Abgrenzung von Journalismus zu Werbung ist eine Existenzfrage
Es ist ein uralter Dreikampf zwischen Anzeigenabteilung und Redaktion: Statt offenkundiger Werbung bevorzugen viele Auftraggeber sogenannte PR-Texte, die journalistischen Artikeln möglichst gleichen sollen. Seriöse Medien kennzeichnen solche Annoncen schon dadurch, dass für sie nicht die redaktionell verwendeten Schrifttypen verwendet werden. Darüber hinaus etikettieren sie das Ganze als „Anzeige“oder „entgeltliche Einschaltung“. Analog verweisen TV-Sender auf „Produktplatzierung“– von der Kleidung der Moderatoren bis hin zu Getränken im Studio. Dennoch haben viele Konsumenten wenig Ahnung, was es damit auf sich hat. Auch die zeitgeistige Ausschilderung als „Advertorial“oder „Gesponsert“ist keine Stütze der Identifizierbarkeit. Je nach Plattform und Art der Kennzeichnung bemerken bis zu 60 Prozent der Leser, Seher, Hörer, Nutzer nicht, wenn es sich um einen bezahlten Beitrag handelt.
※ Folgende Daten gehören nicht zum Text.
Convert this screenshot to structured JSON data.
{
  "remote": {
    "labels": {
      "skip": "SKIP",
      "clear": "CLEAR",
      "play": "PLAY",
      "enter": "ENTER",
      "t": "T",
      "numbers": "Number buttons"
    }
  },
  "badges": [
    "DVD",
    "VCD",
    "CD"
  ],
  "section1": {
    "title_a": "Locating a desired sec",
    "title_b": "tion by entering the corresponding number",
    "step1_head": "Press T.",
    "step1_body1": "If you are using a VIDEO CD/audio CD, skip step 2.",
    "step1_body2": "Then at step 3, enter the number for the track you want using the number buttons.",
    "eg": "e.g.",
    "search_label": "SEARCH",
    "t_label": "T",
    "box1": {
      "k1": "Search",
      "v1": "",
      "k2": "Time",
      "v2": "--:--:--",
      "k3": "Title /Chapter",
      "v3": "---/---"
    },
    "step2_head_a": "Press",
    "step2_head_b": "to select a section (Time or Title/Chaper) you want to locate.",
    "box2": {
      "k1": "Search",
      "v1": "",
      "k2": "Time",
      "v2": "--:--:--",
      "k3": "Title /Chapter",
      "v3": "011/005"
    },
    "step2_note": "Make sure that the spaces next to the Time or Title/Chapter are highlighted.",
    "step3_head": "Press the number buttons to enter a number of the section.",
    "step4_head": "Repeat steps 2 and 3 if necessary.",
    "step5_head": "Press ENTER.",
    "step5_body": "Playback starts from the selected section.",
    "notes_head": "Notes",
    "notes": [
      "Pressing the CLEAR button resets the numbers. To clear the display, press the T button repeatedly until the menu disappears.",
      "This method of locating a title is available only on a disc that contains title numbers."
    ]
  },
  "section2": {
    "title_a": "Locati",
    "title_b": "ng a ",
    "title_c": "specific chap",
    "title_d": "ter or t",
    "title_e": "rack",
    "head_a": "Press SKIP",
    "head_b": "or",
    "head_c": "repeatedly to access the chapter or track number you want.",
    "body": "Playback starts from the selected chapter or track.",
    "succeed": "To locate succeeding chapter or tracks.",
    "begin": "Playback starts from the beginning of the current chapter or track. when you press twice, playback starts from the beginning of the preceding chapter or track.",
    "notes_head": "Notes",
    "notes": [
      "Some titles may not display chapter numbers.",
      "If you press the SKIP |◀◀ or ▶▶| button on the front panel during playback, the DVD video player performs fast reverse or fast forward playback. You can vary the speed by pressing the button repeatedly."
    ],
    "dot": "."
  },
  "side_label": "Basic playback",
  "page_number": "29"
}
Diesem Ergebnis einer neuen Untersuchung der Zürcher Hochschule für angewandte Wissenschaften (ZHAW) fehlt der wahre Neuigkeitswert. Schon vor vier Jahren kam eine Studie der Uni Zürich zum Ergebnis: „Jugendliche erkennen Native Advertising nicht als Werbung.“Das heißt: Die Täuschung funktioniert bei Jung und Alt. Aktuelles Fazit der ZHAW: „Dabei wäre eine bessere Erkennung von gesponserten Inhalten nicht nur wichtig für die Beurteilung des Informationsgehalts und der Glaubwürdigkeit, sondern auch für die Transparenz und Unabhängigkeit des Journalismus. Die Mauer zwischen Publizistik und Kommerz bröckelt.“Die Native Ads gefährden das Medienvertrauen.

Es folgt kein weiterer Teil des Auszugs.